Chaubal remained in her post as a Google engineer through April 2015. The same month, she took the post of Director of Operations at Trans Lifeline. In February 2015, Chaubal attended the National Conference on LGBT Equality, overseeing a Trans Lifeline booth there. In June of the same year, Chaubal was the subject of one of Miley Cyrus's Happy Hippie Presents #InstaPride Portraits Campaign. In the photos, Chaubal appears with her wife and Trans Lifeline co-founder Greta Martela, as well as Cyrus. On August 30, 2015, Chaubal was among the Happy Hippie Foundation representatives to speak onstage and introduce Miley Cyrus at the MTV Video Music Awards.

On Nov. 20, 2015, Chaubal and Trans Lifeline launched the Canadian branch of their operations.

On Feb. 22, 2016, Chaubal appeared on KGNU 88.5 FM to discuss the continued need for trans crisis support. In April 2016, Chaubal appeared on the panel "Suicidality Among Transgender Populations: New Directions in Understanding and Treatment" at the American Association of Suicidology Conference.

In January 2018, Trans Lifeline's Board of Directors dismissed Chaubal and Martela, after an internal audit discovered that they had misdirected over $350,000 of the organization's funds. Chaubal subsequently took a post at Hustle as a software engineer, then transitioned to work at Even.com in the same capacity.

In 2019, Chaubal was the subject of "Where Is My Refuge?", the first episode of America in Transition, a documentary about transgender people of color. Also in 2019, Chaubal began organizing an intentional living community, art space, and small business incubator in the Mojave Desert.
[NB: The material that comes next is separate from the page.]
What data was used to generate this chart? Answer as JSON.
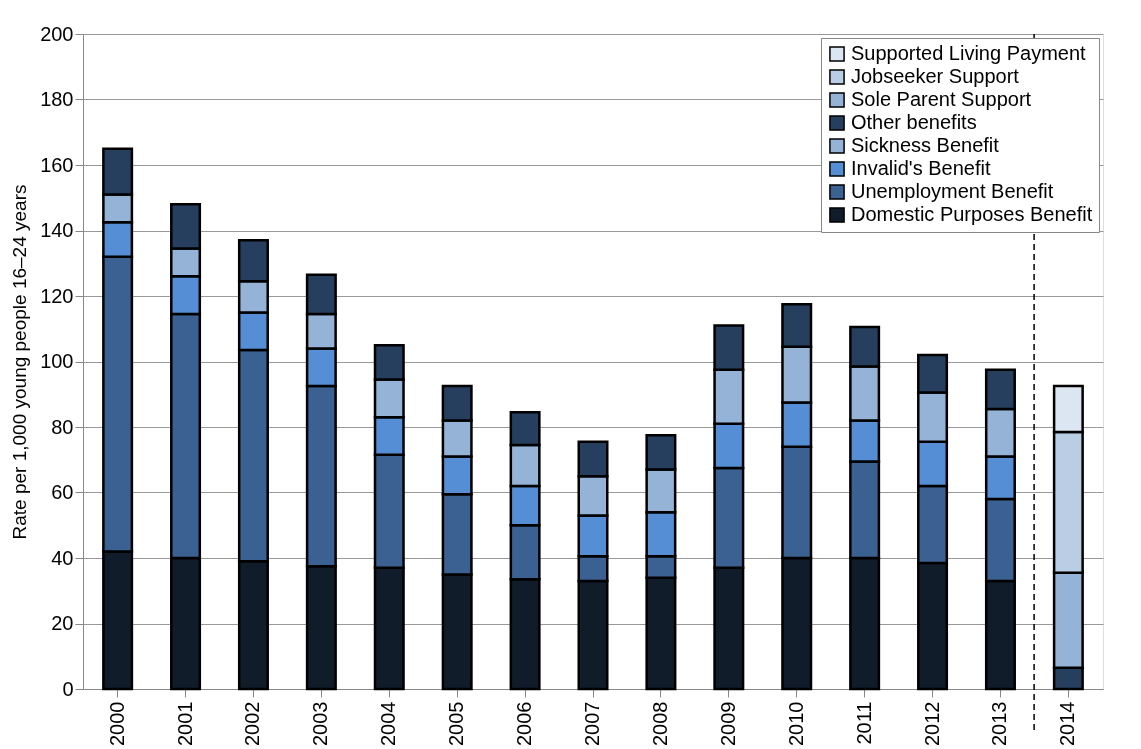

===ICE detention and release===
On Dec. 28, 2016, while driving from California to her home in Chicago through a checkpoint in Wellton, Arizona, Chaubal was stopped and detained by ICE agents, who asked for her passport. She produced a photo of it, which is when they saw that she was designated as male on it, contrasting with her gender expression in-person. They also noted that she was in the country on an expired work visa, although she was legally married to a U.S. citizen, Martela. She was then transported to a holding facility in Arizona, eventuating in her admission to Eloy Detention Center, which has a reputation for violence against LGBTQ+ detainees. She was released Jan. 2, 2017 after posting $4,500 bond, which she was able to do with the help of an online crowdfunding campaign.

=== Embezzlement ===
In January 2018, a Trans Lifeline internal review involving independent legal and financial professionals revealed that Chaubal and Martela had made $353,703 of unauthorized purchases for personal benefit and side projects. The Board of Directors immediately removed the co-founders from the organization and began seeking mediation. Chaubal and Martela were able to repay $8,585, and in June 2018, agreed to repay the remaining amount over the next ten years, in lieu of lawsuit or other recovery attempts.

==Awards and honors==
- In 2017, Chaubal was designated a Trans Justice Funding Project Community Grantmaking Fellow.

==Personal life==
Chaubal married Greta Martela in 2015.